费马大法官品尚清高, 讨厌政界官僚逢场作戏的应酬, 工余爱躲在家里玩数学, 然后写信和好友(巴斯卡 Pascal, 笛卡儿 Descartes,…)讨论, 无心中发明了物理(Optics)定律, 或然率 (Probability – 和Pascal合作), 解析几何 (Analytical Geometry – 和Descartes合作)…尤其他是近代数论(Number Theory)的开山鼻祖 (他的另一个Fermat’s Little Theorem今天用在电脑密码RSA Encryption)。
他偶然读到3,000年前希腊数学家Diaophantine的书 (10世纪阿拉伯人保存, 16世纪拉丁文翻译自阿拉伯文)。他心血来潮, 在书眉写道: “我找到一个漂亮的证明这题Diaophantine Equation, 但此书旁地方太小, 不能写下”。 他死后, 儿子整理遗作而发现此书, 就成为350年来的数学疑案。


Great Math Popular Books


日本数学科普作家写的好书。深入浅出, 适合中学生读最高深数学。

結城 浩 Hiroshi Yuki (1963 -) is a Japanese Math Popular Book Writer for Secondary and High School students. In the “Galois Theory” (Chapter 10) he boldly attempted to explain to them such complicated concepts: Quotient Group, Field Extension, Group Order, Normal Sub-Group, Solvable Group …

Evariste Galois‘s genius is he built a “bridge” between Field (域/体) and Group (群) – both new concepts invented by him. The “bridge” is called Galois Group, or by Emile Artin the “Group Automorphism”. He transferred the difficult problem of solving complicated 4 -ops (+-×/) Field (coefficients) to the single-op (permutation of roots) Group.
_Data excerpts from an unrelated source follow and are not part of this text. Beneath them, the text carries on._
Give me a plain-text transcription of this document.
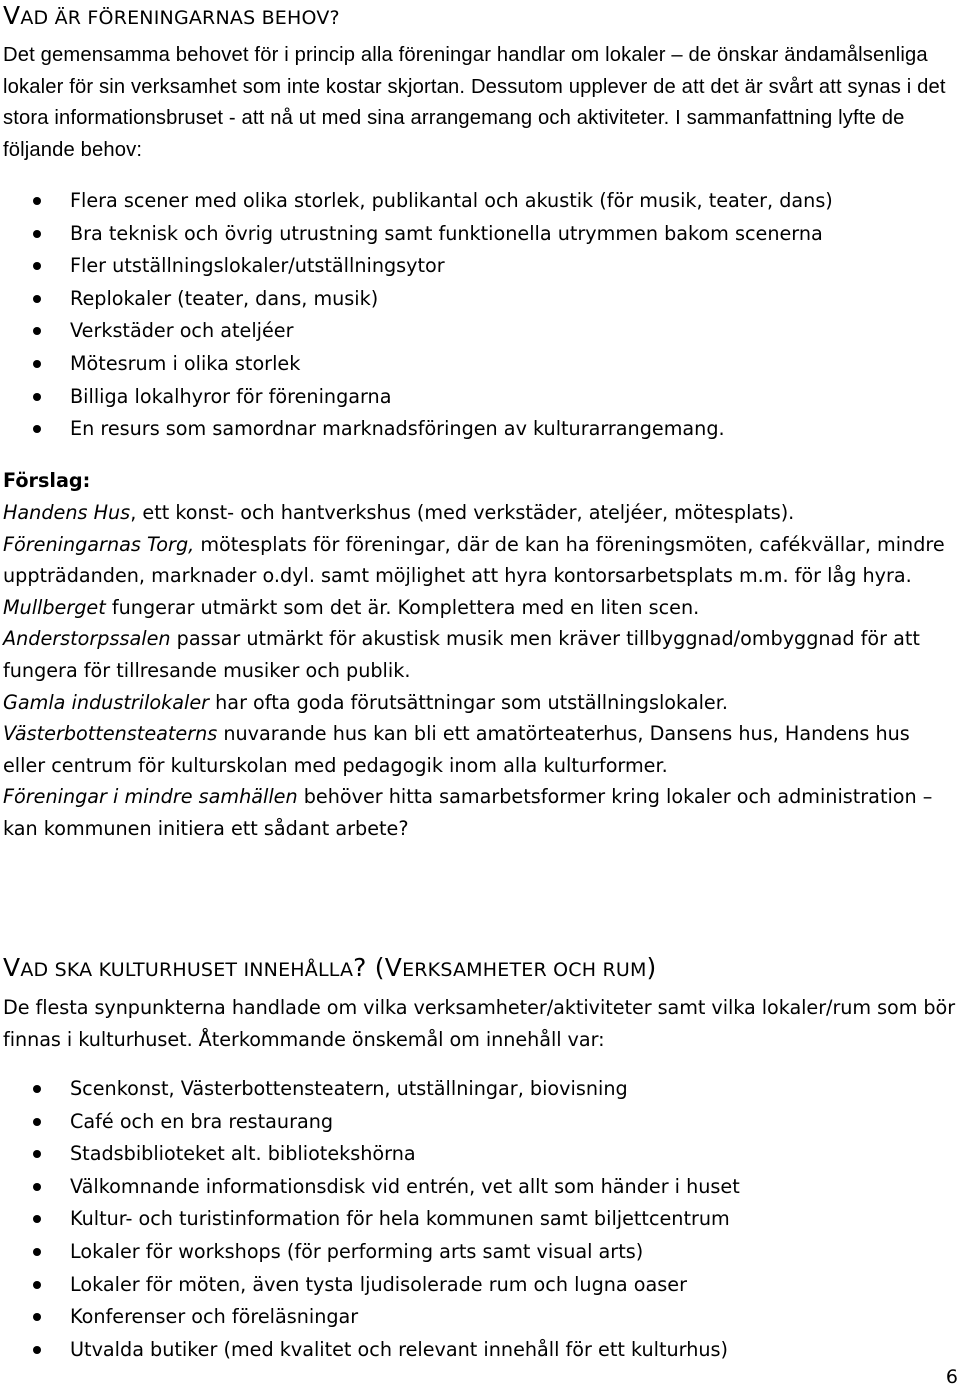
VAD ÄR FÖRENINGARNAS BEHOV?

Det gemensamma behovet för i princip alla föreningar handlar om lokaler – de önskar ändamålsenliga lokaler för sin verksamhet som inte kostar skjortan. Dessutom upplever de att det är svårt att synas i det stora informationsbruset - att nå ut med sina arrangemang och aktiviteter. I sammanfattning lyfte de följande behov:

Flera scener med olika storlek, publikantal och akustik (för musik, teater, dans)
Bra teknisk och övrig utrustning samt funktionella utrymmen bakom scenerna
Fler utställningslokaler/utställningsytor
Replokaler (teater, dans, musik)
Verkstäder och ateljéer
Mötesrum i olika storlek
Billiga lokalhyror för föreningarna
En resurs som samordnar marknadsföringen av kulturarrangemang.
Förslag:
Handens Hus, ett konst- och hantverkshus (med verkstäder, ateljéer, mötesplats).
Föreningarnas Torg, mötesplats för föreningar, där de kan ha föreningsmöten, cafékvällar, mindre uppträdanden, marknader o.dyl. samt möjlighet att hyra kontorsarbetsplats m.m. för låg hyra.
Mullberget fungerar utmärkt som det är. Komplettera med en liten scen.
Anderstorpssalen passar utmärkt för akustisk musik men kräver tillbyggnad/ombyggnad för att fungera för tillresande musiker och publik.
Gamla industrilokaler har ofta goda förutsättningar som utställningslokaler.
Västerbottensteaterns nuvarande hus kan bli ett amatörteaterhus, Dansens hus, Handens hus eller centrum för kulturskolan med pedagogik inom alla kulturformer.
Föreningar i mindre samhällen behöver hitta samarbetsformer kring lokaler och administration – kan kommunen initiera ett sådant arbete?
VAD SKA KULTURHUSET INNEHÅLLA? (VERKSAMHETER OCH RUM)

De flesta synpunkterna handlade om vilka verksamheter/aktiviteter samt vilka lokaler/rum som bör finnas i kulturhuset. Återkommande önskemål om innehåll var:

Scenkonst, Västerbottensteatern, utställningar, biovisning
Café och en bra restaurang
Stadsbiblioteket alt. bibliotekshörna
Välkomnande informationsdisk vid entrén, vet allt som händer i huset
Kultur- och turistinformation för hela kommunen samt biljettcentrum
Lokaler för workshops (för performing arts samt visual arts)
Lokaler för möten, även tysta ljudisolerade rum och lugna oaser
Konferenser och föreläsningar
Utvalda butiker (med kvalitet och relevant innehåll för ett kulturhus)
6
Galois Group is the ultimate TRUTH of all Math — Fermat’s Last Theorem, and any advanced Math, will use Galois Group or Field, to solve. Prof C.N. Yang 杨振宁 Nobel-Prize Physics discovery was based on Group Theory.

Evariste Galois was a French Math genius, died at 21 in a duel during French Revolution. He is the ‘Father’ of Modern Algebra. Failed 2 years in Ecole Polytechnique CONCOURS Entrance Exams, then kicked out by Ecole Normale Supérieure, his Math was not understood by all the 19th century World’s greatest Math Masters : Gauss, Fourier, Poisson, Cauchy…

“Galois Theory” — the ultimate Math “葵花宝典” (a.k.a. “Kongfu Bible“) — is only taught in the Math Honors Undergraduate or Masters degree Course.

自己学习《Galois Theory》(Page 365):
— “高中会教这种困难的数学吗 ?”
— “…我觉得比起給高中老师教, 不如自己好好学吧。”
— ” 重要的是自己学习。”